In the years after the Second World War, life and lifestyle experience the emergence of mass culture. Inventions like the radio in the 20’s and the proliferation of magazines teeming with publicity had prepared audiences for what television would consolidate during the 50’ and 60’. Advertising became the means of shaping and manufacturing not only the needs and desires of society, but also its values and ideas. Consumption, instead of the puritan way of production and handwork, became a cultural identity. And so, a new world of machines made to ease labours, provide comfort and promise happiness prospered in our homes.

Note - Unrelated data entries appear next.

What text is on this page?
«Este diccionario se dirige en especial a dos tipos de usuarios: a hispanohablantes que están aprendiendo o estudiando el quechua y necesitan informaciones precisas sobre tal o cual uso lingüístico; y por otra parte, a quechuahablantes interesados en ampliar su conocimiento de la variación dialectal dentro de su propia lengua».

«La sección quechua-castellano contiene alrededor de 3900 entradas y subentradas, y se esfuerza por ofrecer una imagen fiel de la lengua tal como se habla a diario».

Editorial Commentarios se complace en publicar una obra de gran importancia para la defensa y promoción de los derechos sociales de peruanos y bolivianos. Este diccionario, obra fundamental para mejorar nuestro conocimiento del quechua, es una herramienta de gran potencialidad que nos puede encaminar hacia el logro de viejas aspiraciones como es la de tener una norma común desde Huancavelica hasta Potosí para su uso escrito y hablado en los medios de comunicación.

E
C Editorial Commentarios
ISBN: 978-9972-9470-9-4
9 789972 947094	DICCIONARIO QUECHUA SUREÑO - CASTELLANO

The idols and ideals of the Western World were manufactured in the creation department of publicity agencies to be worshiped on the TV sets of our living rooms.
Yet another ideology, coinciding in time, also claimed the achievements promised by the spiral of progress and History. In opposition with the consumerist myths, the Soviet Union was immersed in the edification of the new society and a new man, led by ideals of social equality and held by the supreme and unquestionable authority of the communist party and the supreme leader. The new cosmovision had to provide a new language to name this world. Words like enemy, comrade, imperialism, and others, became part of daily press and reconfigured the scenery where these two societies were confronted in cold war. Instead of publicity agencies, now the gods and myths ruling society were created in the headquarters of the communist party and transmitted in the form of propaganda.
In this series of artworks, Dagoberto Rodríguez brings together in a gesture of pure irony the essence of the two dominant ideologies of the 20th century and their means of constructing an image of the world. The logos, typography and branding used by American cars in the fifties are merged with the most used words in Fidel Castro’s discourses. The results match disturbingly, the two dominant cosmovision of the world oppose and yet necessarily complement each other. They are unfolded by Rodríguez by reconciling two forms still present today in Cuba, old American cars and Fidel’s words.